Description & Interactivity: A bar chart visualizing total purchase amounts by gender in Massachusetts. The Y-axis encodes the total purchase amount. The visualization features a continuous age slider that allows users to set a maximum age threshold, providing a cumulative view of spending across different age cohorts.
Key Findings: Men consistently outspend women across every age category. Overall spending shows an upward trend with age, peaking in the 61-70 male demographic. This highlights older males as the highest-value target group.
Size Distribution by Category

Description: A treemap showing how size purchase counts are distributed within each product Category. The area of the nested rectangles encodes the number of purchases for a specific size/category combination, and color is used to distinguish the product categories.
Key Findings: Medium is the consistently most popular size across all categories, followed by Large, indicating it should be the top priority for inventory. Clothing has the highest volume overall, with Medium and Small being its most common sizes.
Why this Analysis Matters
Our analysis of shopping behavior reveals three critical insights for targeting the right customers and managing inventory effectively in Massachusetts.
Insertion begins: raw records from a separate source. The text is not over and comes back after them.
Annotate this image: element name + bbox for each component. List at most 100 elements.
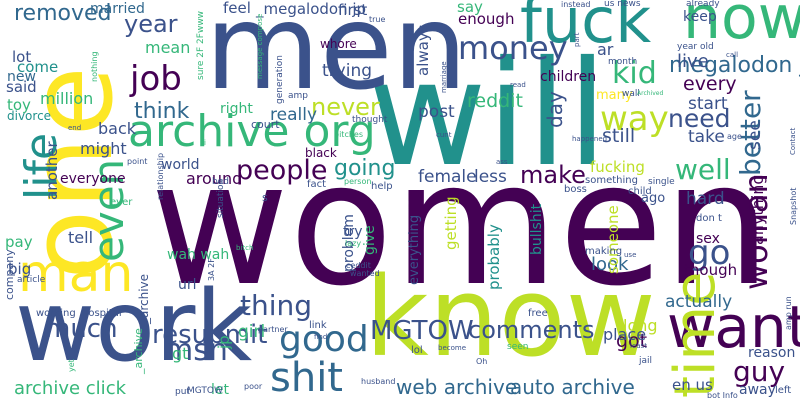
word-call: call <box>726 51 739 59</box>
word-try: try <box>343 224 363 240</box>
word-everything: everything <box>407 214 422 285</box>
word-live: live <box>677 51 709 72</box>
word-new: new <box>7 69 36 85</box>
word-take: take <box>688 127 725 147</box>
word-whore: whore <box>320 37 357 51</box>
word-wah-wah: wah wah <box>167 247 230 263</box>
word-poor: poor <box>244 382 263 391</box>
word-job: job <box>130 59 182 99</box>
word-pay: pay <box>5 233 33 251</box>
word-say: say <box>457 0 483 16</box>
word-people: people <box>236 155 328 186</box>
word-thing: thing <box>240 289 313 322</box>
word-relationship: relationship <box>156 152 165 200</box>
word-enough: enough <box>458 10 515 28</box>
word-getting: getting <box>442 196 460 250</box>
word-much: much <box>45 314 118 344</box>
word-become: become <box>438 344 467 352</box>
word-look: look <box>591 254 629 275</box>
word-wanted: wanted <box>350 269 380 278</box>
word-day: day <box>543 91 567 128</box>
word-ar: ar <box>597 40 614 59</box>
word-year-old: year old <box>677 42 714 52</box>
word-fucking: fucking <box>590 158 645 176</box>
word-lot: lot <box>12 48 32 66</box>
word-instead: instead <box>561 0 591 9</box>
word-thought: thought <box>352 115 388 125</box>
word-going: going <box>334 156 396 181</box>
word-oh: Oh <box>476 357 488 366</box>
word-help: help <box>371 181 393 192</box>
word-gt: gt <box>172 344 189 363</box>
word-girl: girl <box>238 322 266 342</box>
word-need: need <box>668 104 731 133</box>
word-free: free <box>528 308 548 319</box>
word-back: back <box>98 119 137 138</box>
word-ever: ever <box>110 197 133 208</box>
word-archive-small: _archive <box>137 273 151 324</box>
word-link: link <box>309 320 327 331</box>
word-married: married <box>90 1 145 17</box>
word-contact: Contact <box>789 127 797 155</box>
word-article: article <box>17 275 46 285</box>
word-post: post <box>418 102 455 122</box>
word-want: want <box>667 293 800 361</box>
word-yet: yet <box>67 359 76 372</box>
word-might: might <box>80 139 127 158</box>
word-lazy: lazy <box>345 239 362 248</box>
word-though: though <box>684 261 738 279</box>
word-boss: boss <box>564 184 587 195</box>
word-archive-click: archive click <box>14 378 127 399</box>
word-bitch: bitch <box>236 244 254 252</box>
word-black: black <box>305 146 337 160</box>
word-got: got <box>616 330 648 352</box>
word-right: right <box>220 101 253 117</box>
word-resubmit: resubmit <box>152 320 268 350</box>
word-children: children <box>540 69 597 85</box>
word-web-archive: web archive <box>396 375 518 399</box>
word-toy: toy <box>7 96 31 114</box>
word-place: place <box>603 325 647 344</box>
word-use: use <box>624 251 637 259</box>
word-company: company <box>3 249 16 300</box>
word-underscore-archive: _archive <box>132 328 145 374</box>
word-ago: ago <box>641 191 666 206</box>
word-every: every <box>683 73 737 95</box>
word-never: never <box>311 93 380 121</box>
word-million: million <box>40 89 94 108</box>
word-age: age <box>727 132 742 141</box>
word-left: left <box>775 385 792 396</box>
word-really: really <box>270 105 317 125</box>
word-husband: husband <box>361 377 396 386</box>
word-bad: bad <box>212 177 229 187</box>
word-read: read <box>510 81 526 89</box>
word-good: good <box>279 319 369 360</box>
word-court: court <box>251 118 280 131</box>
word-bot-info: bot Info <box>707 391 738 400</box>
word-kid: kid <box>612 56 657 91</box>
word-person: person <box>344 177 372 186</box>
word-hospital: hospital <box>82 308 122 319</box>
word-know: know <box>365 253 656 381</box>
word-nothing: nothing <box>90 51 99 82</box>
word-point: point <box>127 157 148 166</box>
word-situation: situation <box>216 178 226 218</box>
word-reason: reason <box>748 345 796 361</box>
word-bullshit: bullshit <box>529 203 545 255</box>
word-hard: hard <box>686 189 725 209</box>
word-url: url <box>178 277 197 293</box>
word-put: put <box>175 387 190 397</box>
word-comments: comments <box>468 316 595 344</box>
word-fuck: fuck <box>520 0 652 57</box>
word-work: work <box>15 270 253 384</box>
word-happened: happened <box>572 135 608 143</box>
word-us-news: us news <box>604 0 641 9</box>
word-3a-2f: 3A 2F <box>207 258 216 281</box>
word-sex: sex <box>696 231 720 247</box>
word-away: away <box>739 382 776 398</box>
word-part: part <box>573 32 581 47</box>
word-around: around <box>186 169 243 188</box>
word-archive-org: archive org <box>128 106 376 157</box>
word-well: well <box>675 153 731 186</box>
Target Demographics: Prioritize Older Men
Massachusetts shoppers spend consistently year-round, averaging $61 per purchase. Our data shows that men spend more than women across all age groups, peaking in the 61–70 age bracket. To maximize revenue, products should be targeted specifically at older male shoppers. Also, this means premium products and targeted promotions should focus on older male shoppers, while discounts can help engage younger customers and women.
Inventory: Seasonal Shifts and Medium Sizes
Clothing dominates sales year-round. Accessories spike in the summer, reaching 32% of purchases, and in the fall, Accessories and Footwear gain equal importance alongside Clothing. Retailers should maintain high stock levels of Clothing but increase inventory for Accessories in summer/fall and for Footwear in the fall. Medium sizes are the most popular across all categories and should be prioritized in ordering decisions.
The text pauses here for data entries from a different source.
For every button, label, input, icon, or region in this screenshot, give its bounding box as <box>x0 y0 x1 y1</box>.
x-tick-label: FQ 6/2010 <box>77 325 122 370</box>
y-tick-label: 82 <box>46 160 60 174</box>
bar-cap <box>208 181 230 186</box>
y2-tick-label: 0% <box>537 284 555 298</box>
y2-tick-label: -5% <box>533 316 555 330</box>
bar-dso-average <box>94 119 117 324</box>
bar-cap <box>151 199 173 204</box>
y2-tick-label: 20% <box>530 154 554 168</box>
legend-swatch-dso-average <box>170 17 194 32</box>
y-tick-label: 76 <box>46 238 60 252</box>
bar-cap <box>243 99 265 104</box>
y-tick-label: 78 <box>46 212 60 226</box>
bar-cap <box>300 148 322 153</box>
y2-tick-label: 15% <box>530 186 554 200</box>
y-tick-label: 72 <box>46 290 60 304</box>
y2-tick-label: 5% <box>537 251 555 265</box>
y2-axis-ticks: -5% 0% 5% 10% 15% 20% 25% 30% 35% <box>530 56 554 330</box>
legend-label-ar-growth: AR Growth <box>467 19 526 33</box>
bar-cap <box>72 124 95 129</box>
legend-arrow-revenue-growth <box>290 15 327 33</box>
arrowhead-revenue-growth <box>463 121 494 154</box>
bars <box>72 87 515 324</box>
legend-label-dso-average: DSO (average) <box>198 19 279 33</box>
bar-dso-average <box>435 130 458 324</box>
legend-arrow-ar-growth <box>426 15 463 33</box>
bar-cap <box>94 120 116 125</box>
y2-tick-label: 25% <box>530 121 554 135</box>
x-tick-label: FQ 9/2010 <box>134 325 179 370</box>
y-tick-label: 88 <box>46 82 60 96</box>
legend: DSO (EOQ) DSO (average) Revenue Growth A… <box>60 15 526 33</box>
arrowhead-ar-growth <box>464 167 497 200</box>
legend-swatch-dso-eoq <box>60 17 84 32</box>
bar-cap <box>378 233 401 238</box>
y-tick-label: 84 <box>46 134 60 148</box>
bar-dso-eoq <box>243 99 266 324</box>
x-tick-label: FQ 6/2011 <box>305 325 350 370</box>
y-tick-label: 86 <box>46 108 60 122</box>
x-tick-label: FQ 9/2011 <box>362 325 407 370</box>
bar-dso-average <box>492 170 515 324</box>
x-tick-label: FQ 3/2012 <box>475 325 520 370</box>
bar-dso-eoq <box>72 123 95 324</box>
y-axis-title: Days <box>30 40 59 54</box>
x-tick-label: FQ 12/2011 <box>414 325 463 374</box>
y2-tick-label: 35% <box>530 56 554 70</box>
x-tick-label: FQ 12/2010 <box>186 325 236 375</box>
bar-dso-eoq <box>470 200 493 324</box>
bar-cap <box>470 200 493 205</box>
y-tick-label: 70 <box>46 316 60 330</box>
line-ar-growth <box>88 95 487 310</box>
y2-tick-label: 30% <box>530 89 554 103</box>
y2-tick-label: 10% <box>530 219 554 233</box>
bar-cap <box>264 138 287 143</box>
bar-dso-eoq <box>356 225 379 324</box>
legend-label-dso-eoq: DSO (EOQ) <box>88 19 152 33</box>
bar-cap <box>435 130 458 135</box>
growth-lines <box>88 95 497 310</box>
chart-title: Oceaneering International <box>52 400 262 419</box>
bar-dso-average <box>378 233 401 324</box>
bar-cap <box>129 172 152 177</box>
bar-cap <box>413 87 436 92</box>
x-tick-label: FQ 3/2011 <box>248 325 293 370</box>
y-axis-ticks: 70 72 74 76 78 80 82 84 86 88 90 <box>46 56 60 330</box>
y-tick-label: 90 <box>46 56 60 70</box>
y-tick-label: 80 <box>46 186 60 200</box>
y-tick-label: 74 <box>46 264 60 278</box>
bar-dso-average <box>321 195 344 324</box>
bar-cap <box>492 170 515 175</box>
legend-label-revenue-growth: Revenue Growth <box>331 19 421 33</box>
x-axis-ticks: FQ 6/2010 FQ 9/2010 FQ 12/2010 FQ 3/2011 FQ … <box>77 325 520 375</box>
Discount Effectiveness: Work, but aren't Everything
Customers using discounts spend slightly more ($62 vs $60) and more consistently. While the impact is not huge, promotions do encourage higher spending. This makes discounts useful for attracting price-sensitive shoppers, especially younger customers and women, but they shouldn't be the only strategy for driving sales.
Future Work
A next steps could be to expand the scope beyond Massachusetts by comparing shopping behavior across different U.S. regions (Northeast, South, Midwest, West) to uncover regional differences in spending, seasonal preferences, and discount usage. Second, we could advance the analysis using predictive modeling and machine learning. This will involve using features like demographics, purchase history, and incentive use to build models that can forecast key metrics such as a customer's purchase amount, preferred product category, and likelihood of using a discount for more precise inventory planning and personalized marketing strategies.
What I Learned
This project taught me how important it is to shape a clear story before building visualizations. Although the dataset includes the entire United States, we chose to focus on Massachusetts because there were clearer trends versus looking at the entire country and wanted our analysis to reflect a place we understand personally.
In creating the visualizations, I saw how effective Pandas, Altair, and D3 become in organizing the data in a way that supported meaningful visual questions, building clear and polished charts, and adding interactive elements like filters, hover highlights, and sliders. Using all three tools showed me how interactivity can completely change the viewer’s experience, helping identify and letting people explore the data on their own. Overall, I learned that the tools I choose and the design choices I make play a huge role in turning raw information into a story that feels clear, engaging, and easy to understand.